Яно только буркнул что-то в ответ и пошел снова в конюшню. Вывел вторую лошадь и молча стал ее запрягать.
Жена спустилась с крыльца. Шлепая босыми ногами и придерживая рубаху, которую ветер задирал чуть ли не на голову, подбежала к Яно.
— Кто же это заболел? Отвечай!.. — допытывалась жена, осторожно хватая его за руки.
Яно брезгливо стряхнул ее руку, будто к нему прикоснулась жаба.
— Оставь меня в покое! — мрачно проговорил он.
Но женщину уже охватила злоба, вся сладость исчезла из ее голоса.
— Не оставлю!.. Говори — кто?.. — властно потребовала она.

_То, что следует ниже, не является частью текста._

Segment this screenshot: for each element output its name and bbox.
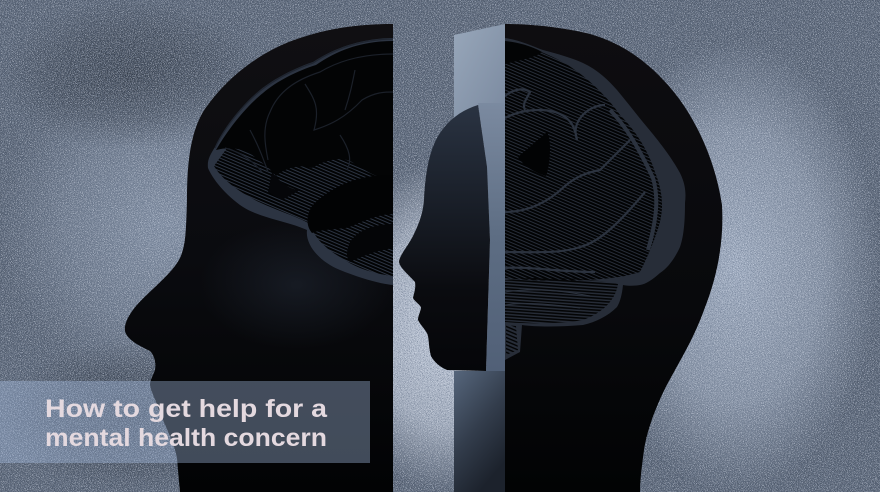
glow inside left head — [238, 246, 356, 326]
central panel: light slab — [454, 24, 505, 492]
left head silhouette with brain — [120, 24, 393, 492]
title banner — [0, 381, 370, 463]
left brain — [208, 38, 393, 285]
right head silhouette with brain — [505, 24, 730, 492]
slab bottom — [454, 371, 505, 492]
right brain — [505, 38, 685, 360]
slab side — [478, 103, 505, 371]
title text: mental health concern — [45, 424, 327, 452]
icon: small face profile silhouette — [399, 105, 490, 371]
slab top — [454, 24, 505, 122]
title text: How to get help for a — [45, 395, 328, 423]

— Ондрейко… — пробормотал Яно, чтобы отвязаться. Он даже не мог посмотреть на жену — настолько она стала ему противна. Жена покачнулась, будто ее одарили. Порыв ветра взметнул ее рубаху, и на мгновение в темноте светлым пятном обозначились жирные ляжки.
— Председательши?..
В голосе жены послышался испуг, страх, предчувствие чего-то злого, неотвратимого.
Яно молчал.
Она цеплялась за него, ждала, что он скажет, — он, любимый, желанный, тот, которого она добивалась против воли родителей, наперекор всему на свете. Но Яно молча затягивал хомут и даже не оборачивался к ней.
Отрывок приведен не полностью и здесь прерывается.